Я закашлялась. Голова странно побаливала. Обычно я здоровее всех, а тут… Быстро, будто гнались, я взбежала на этаж по лестнице, ковырнула ключом старый замок: здравствуй, пустая квартира неизвестного родственника!
* * *
Ремонта здесь не было давно: ободранные обои выдавали три археологических слоя. Паркет без лака и провода, провода везде! Я втянула за собой чемодан, захлопнула дверь. Испугалась своего отражения в зеркале – бывает в темной прихожей. Здравствуй, пустая хата! У меня есть почти двое суток покоя и свободы от людей – это ли не здорово?!
Квартирка мне понравилась: угрюмая, но уютная. Стол, стул, диван и книги-книги-книги – может, ну его, этот лагерь? На подоконнике притаился полузасохший цветок (это его-то полить надо?) Я отдернула штору, чтобы дотянуться до лейки с зелеными водорослями, и увидела кое-что еще. Вся стена вдоль окна была усеяна мелкими дырочками с дюбелями. Свой!
Я стояла и лыбилась как ненормальная, глядя на эти дырочки по периметру окна. Неизвестный родственник, хозяин квартиры – свой. Хотя чему удивляться! Да у меня вся семейка уроды, кроме матери. Она еще надеется, что у меня это пройдет, поэтому в разговоре избегает звериных тем и дарит серебряные сережки. Отрицание – защитный механизм. Глупо – но кто я, чтобы критиковать чужие защитные механизмы? А дядька – свой, и это здорово. Все уроды вроде меня жутко радуются, когда находят своих.
Я заглянула в лунный календарь на телефоне. Сегодня он обещал спокойную ночь, тяжелая будет только завтра. Но как-то я последние месяцы не доверяю календарю.

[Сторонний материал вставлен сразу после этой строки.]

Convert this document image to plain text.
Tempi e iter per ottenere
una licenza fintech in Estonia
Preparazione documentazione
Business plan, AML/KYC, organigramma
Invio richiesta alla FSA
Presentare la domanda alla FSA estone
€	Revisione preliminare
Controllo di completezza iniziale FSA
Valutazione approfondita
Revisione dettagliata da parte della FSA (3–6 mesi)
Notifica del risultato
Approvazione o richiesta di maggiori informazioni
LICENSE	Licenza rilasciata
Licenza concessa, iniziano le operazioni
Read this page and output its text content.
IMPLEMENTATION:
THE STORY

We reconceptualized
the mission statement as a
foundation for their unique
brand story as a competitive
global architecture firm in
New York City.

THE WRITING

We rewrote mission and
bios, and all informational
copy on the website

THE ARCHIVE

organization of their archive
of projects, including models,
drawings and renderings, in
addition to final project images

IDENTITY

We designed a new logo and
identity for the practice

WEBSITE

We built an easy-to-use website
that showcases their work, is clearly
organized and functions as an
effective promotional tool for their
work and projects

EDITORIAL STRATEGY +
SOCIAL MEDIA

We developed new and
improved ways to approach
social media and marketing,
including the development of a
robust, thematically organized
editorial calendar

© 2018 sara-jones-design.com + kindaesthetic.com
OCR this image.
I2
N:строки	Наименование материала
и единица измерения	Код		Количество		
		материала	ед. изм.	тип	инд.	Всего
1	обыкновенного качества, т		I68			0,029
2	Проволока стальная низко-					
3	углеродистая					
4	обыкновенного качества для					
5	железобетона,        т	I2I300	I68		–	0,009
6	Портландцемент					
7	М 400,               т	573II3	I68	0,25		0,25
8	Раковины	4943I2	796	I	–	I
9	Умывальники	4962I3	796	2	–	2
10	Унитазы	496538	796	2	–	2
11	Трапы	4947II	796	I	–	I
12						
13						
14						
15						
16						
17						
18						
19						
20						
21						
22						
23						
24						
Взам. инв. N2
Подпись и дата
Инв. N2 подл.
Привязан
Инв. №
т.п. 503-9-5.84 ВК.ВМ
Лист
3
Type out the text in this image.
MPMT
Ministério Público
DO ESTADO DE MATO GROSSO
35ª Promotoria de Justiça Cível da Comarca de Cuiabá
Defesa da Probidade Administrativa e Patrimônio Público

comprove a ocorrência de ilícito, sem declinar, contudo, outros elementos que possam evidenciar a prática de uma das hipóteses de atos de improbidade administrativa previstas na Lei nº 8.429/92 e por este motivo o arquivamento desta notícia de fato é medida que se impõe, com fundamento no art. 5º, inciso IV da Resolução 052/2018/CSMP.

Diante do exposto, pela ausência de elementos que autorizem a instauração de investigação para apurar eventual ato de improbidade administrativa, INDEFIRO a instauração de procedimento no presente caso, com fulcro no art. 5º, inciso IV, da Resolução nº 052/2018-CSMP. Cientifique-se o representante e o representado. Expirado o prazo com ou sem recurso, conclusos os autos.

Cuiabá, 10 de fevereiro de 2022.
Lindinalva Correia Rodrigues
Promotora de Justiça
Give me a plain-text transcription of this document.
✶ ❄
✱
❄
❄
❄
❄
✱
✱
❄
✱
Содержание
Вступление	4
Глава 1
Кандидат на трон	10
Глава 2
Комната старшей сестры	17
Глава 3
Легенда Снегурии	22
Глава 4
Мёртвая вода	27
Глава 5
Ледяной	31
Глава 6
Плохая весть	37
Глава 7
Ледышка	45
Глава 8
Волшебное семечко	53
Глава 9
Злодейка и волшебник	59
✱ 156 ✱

Напевая про себя: «Дядька свой, дядька свой», я пошла искать инструменты. На дырочки по периметру окна, которые выдали дядьку, крепятся саморезами скобы. А на скобы – цепь. Я натягиваю зигзагами, чтобы Тварь ночью не сиганула в окно.
Наугад я открыла шкафчик в прихожей и получила на голову рулетку и катушку скотча. Вот и инструментики нашлись! Спасибо, что не топор. Покопавшись, я отыскала в шкафу шуруповерт и взялась за работу. Скобы и цепь я припасла заранее. У меня в рюкзаке всегда есть скобы и цепь. И добрый килограмм саморезов с дюбелями.
Неизвестный родственник такой же урод, как и я. Жаль, что мы не знакомы. Я гадала, какой он, а сама крепила скобы. Краем глаза я поглядывала на корешки книг: «Мифические чудовища», «Оборотни», куча всего по психологии и про волков. Добрая половина литературы – в точности как у меня, будто из дома не уезжала. «Чудовищ» я тут же сковырнула с полки и бросила на диван: полистаю, если уснуть не удастся. И тут зазвонил телефон. Городской. Где-то в углу, в книжных завалах пищала невидимая трубка.